A dark wood (allusion)
A dark wood is an allusion that describes our ignorance about the nature of a language. When the author worked on this book, he felt as if he was lost. There were “nothing more than a few trails blazed through dark-wood, mostly dead-ended.” It was “very dark indeed,” for it took him twenty years to finish the research. Though this work “established no more” than there was “such a wood,” the author did believe that it was “worthwhile.” The main reason of it was that it was inexplicably interesting to look at the language from “a different direction.”
A Martian (symbol)
A Martian is a symbol of a clear and unbiased vision, even naivety. Pope said, “the proper study of man is man.” Our main problem is that there are too many scientific branches that study different aspects of a human’s life, but there is none that would encompass all that knowledge. For instance, “ethologists and anthropologists” study “man’s culture and evolution.” “Linguists” study languages. Psychologists study “stimuli and responses.” Ethologists study those “drives and instincts man shares with other creatures.” Obviously, “only a Martian” can see man “as he is, because man is too close too himself and his vision too fragmented.”

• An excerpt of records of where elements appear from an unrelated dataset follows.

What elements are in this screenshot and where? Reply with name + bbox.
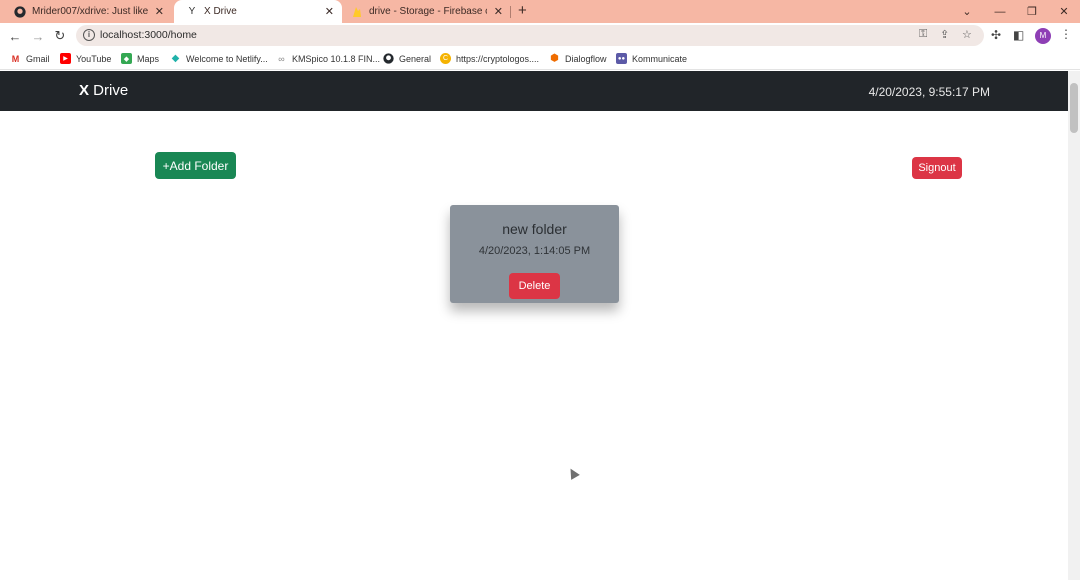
folder-card[interactable]: new folder 4/20/2023, 1:14:05 PM Delete bbox=[450, 205, 619, 303]
brand-x: X bbox=[79, 82, 90, 99]
info-icon[interactable]: i bbox=[83, 29, 95, 41]
star-icon[interactable]: ☆ bbox=[962, 28, 972, 41]
folder-name: new folder bbox=[502, 221, 567, 237]
tab-title: drive - Storage - Firebase consol bbox=[369, 6, 487, 17]
bookmark-label: https://cryptologos.... bbox=[456, 53, 540, 64]
brand-name: Drive bbox=[89, 82, 129, 99]
firebase-icon bbox=[351, 6, 363, 18]
youtube-icon: ▶ bbox=[60, 53, 71, 64]
xdrive-favicon-icon: Y bbox=[188, 6, 196, 17]
maximize-button[interactable]: ❐ bbox=[1016, 0, 1048, 23]
share-icon[interactable]: ⇪ bbox=[940, 28, 949, 41]
key-icon[interactable]: ⚿ bbox=[919, 28, 927, 41]
bookmark-label: General bbox=[399, 53, 432, 64]
gmail-icon: M bbox=[11, 53, 20, 64]
page-viewport: X Drive 4/20/2023, 9:55:17 PM +Add Folde… bbox=[0, 71, 1068, 580]
link-icon: ∞ bbox=[278, 53, 285, 64]
avatar[interactable]: M bbox=[1035, 28, 1051, 44]
close-icon[interactable]: ✕ bbox=[494, 5, 503, 18]
github-icon bbox=[383, 53, 394, 64]
tab-firebase[interactable]: drive - Storage - Firebase consol ✕ bbox=[343, 0, 511, 23]
folder-date: 4/20/2023, 1:14:05 PM bbox=[478, 245, 591, 257]
delete-folder-button[interactable]: Delete bbox=[509, 273, 560, 299]
mouse-cursor-icon bbox=[566, 466, 580, 480]
current-datetime: 4/20/2023, 9:55:17 PM bbox=[868, 85, 990, 99]
chat-icon: ●● bbox=[616, 53, 627, 64]
forward-button[interactable]: → bbox=[29, 27, 47, 45]
chevron-down-icon[interactable]: ⌄ bbox=[951, 0, 983, 23]
bookmark-kmspico[interactable]: ∞ KMSpico 10.1.8 FIN... bbox=[276, 53, 380, 64]
minimize-button[interactable]: — bbox=[984, 0, 1016, 23]
maps-icon: ◆ bbox=[121, 53, 132, 64]
bookmark-general[interactable]: General bbox=[383, 53, 431, 64]
bookmark-label: Maps bbox=[137, 53, 160, 64]
tab-strip: Mrider007/xdrive: Just like goog ✕ Y X D… bbox=[0, 0, 1080, 23]
tab-title: Mrider007/xdrive: Just like goog bbox=[32, 6, 150, 17]
new-tab-button[interactable]: + bbox=[518, 2, 527, 19]
tab-github[interactable]: Mrider007/xdrive: Just like goog ✕ bbox=[0, 0, 172, 23]
url-text[interactable]: localhost:3000/home bbox=[100, 29, 197, 41]
sidepanel-icon[interactable]: ◧ bbox=[1013, 28, 1024, 42]
close-icon[interactable]: ✕ bbox=[155, 5, 164, 18]
bookmark-netlify[interactable]: ◆ Welcome to Netlify... bbox=[170, 53, 268, 64]
bookmark-label: Dialogflow bbox=[565, 53, 607, 64]
bookmark-youtube[interactable]: ▶ YouTube bbox=[60, 53, 111, 64]
tab-title: X Drive bbox=[204, 6, 237, 17]
extensions-icon[interactable]: ✣ bbox=[991, 28, 1001, 42]
reload-button[interactable]: ↻ bbox=[51, 27, 69, 45]
scrollbar-thumb[interactable] bbox=[1070, 83, 1078, 133]
window-close-button[interactable]: ✕ bbox=[1048, 0, 1080, 23]
bookmarks-bar: M Gmail ▶ YouTube ◆ Maps ◆ Welcome to Ne… bbox=[0, 49, 1080, 70]
scrollbar[interactable] bbox=[1068, 71, 1080, 580]
tab-xdrive[interactable]: Y X Drive ✕ bbox=[174, 0, 342, 23]
bookmark-dialogflow[interactable]: ⬢ Dialogflow bbox=[549, 53, 607, 64]
app-navbar: X Drive 4/20/2023, 9:55:17 PM bbox=[0, 71, 1068, 111]
back-button[interactable]: ← bbox=[6, 27, 24, 45]
brand-logo[interactable]: X Drive bbox=[79, 82, 128, 99]
bookmark-kommunicate[interactable]: ●● Kommunicate bbox=[616, 53, 687, 64]
menu-icon[interactable]: ⋮ bbox=[1060, 27, 1072, 41]
main-content: +Add Folder Signout new folder 4/20/2023… bbox=[0, 111, 1068, 580]
coin-icon: C bbox=[440, 53, 451, 64]
netlify-icon: ◆ bbox=[171, 53, 180, 64]
signout-button[interactable]: Signout bbox=[912, 157, 962, 179]
bookmark-gmail[interactable]: M Gmail bbox=[10, 53, 50, 64]
bookmark-label: Welcome to Netlify... bbox=[186, 53, 268, 64]
close-icon[interactable]: ✕ bbox=[325, 5, 334, 18]
dialogflow-icon: ⬢ bbox=[550, 53, 559, 64]
address-bar[interactable]: i localhost:3000/home ⚿ ⇪ ☆ bbox=[76, 25, 984, 46]
bookmark-label: Kommunicate bbox=[632, 53, 688, 64]
bookmark-label: KMSpico 10.1.8 FIN... bbox=[292, 53, 381, 64]
add-folder-button[interactable]: +Add Folder bbox=[155, 152, 236, 179]
bookmark-cryptologos[interactable]: C https://cryptologos.... bbox=[440, 53, 539, 64]
github-icon bbox=[14, 5, 26, 18]
bookmark-label: Gmail bbox=[26, 53, 50, 64]
browser-toolbar: ← → ↻ i localhost:3000/home ⚿ ⇪ ☆ ✣ ◧ M … bbox=[0, 23, 1080, 49]
bookmark-label: YouTube bbox=[76, 53, 112, 64]
bookmark-maps[interactable]: ◆ Maps bbox=[121, 53, 159, 64]
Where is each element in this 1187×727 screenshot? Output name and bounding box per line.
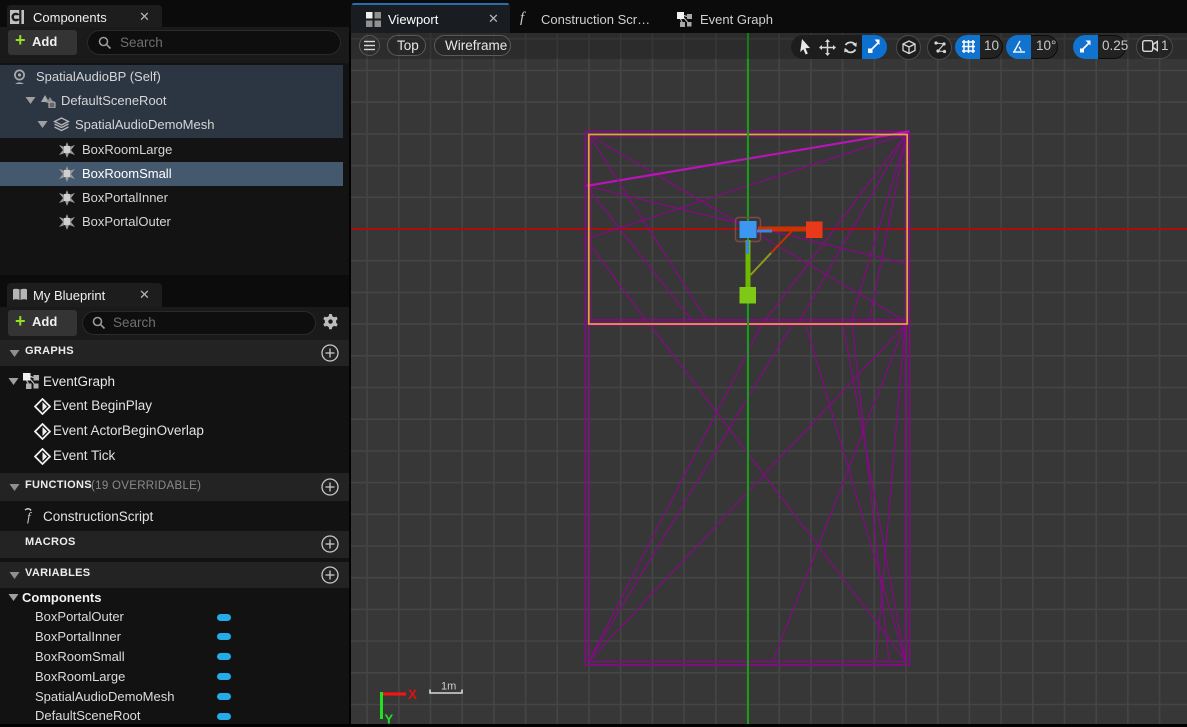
- svg-text:f: f: [27, 509, 33, 524]
- svg-text:X: X: [408, 687, 417, 702]
- svg-text:1m: 1m: [441, 681, 456, 693]
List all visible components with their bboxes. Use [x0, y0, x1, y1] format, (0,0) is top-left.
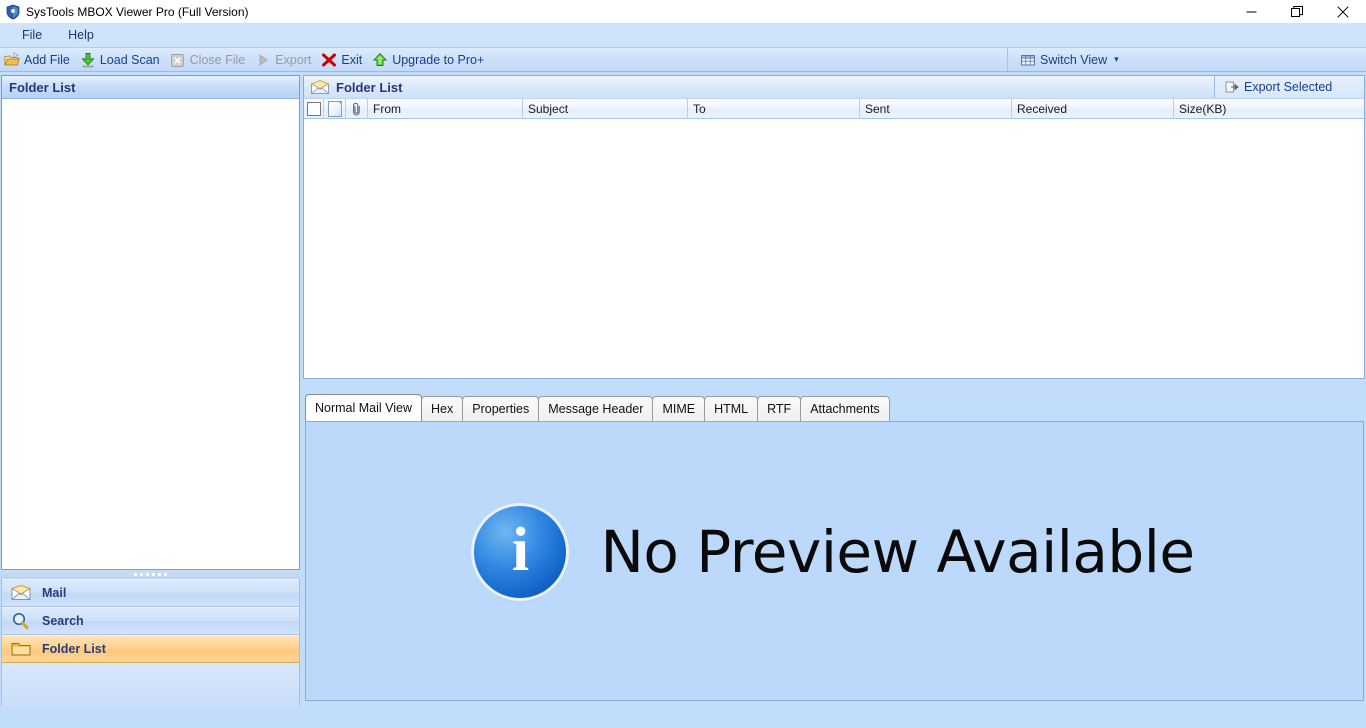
checkbox-icon[interactable] [306, 102, 321, 116]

Looking for answers (motif)
The author of the book has many questions, but the problem is that he can’t find the right answers. That is the reason why he decides to investigate two things: “man’s strange behavior” and “man’s strange gift of language,” for he believes that “understanding the latter” might help in “understanding the former.” It is an attempt “to sketch” the beginnings of “a theory of a man for a new age,” “the sort of crude guess a visitor from Mars might make” if he landed on earth and “spent a year observing man and the beasts.”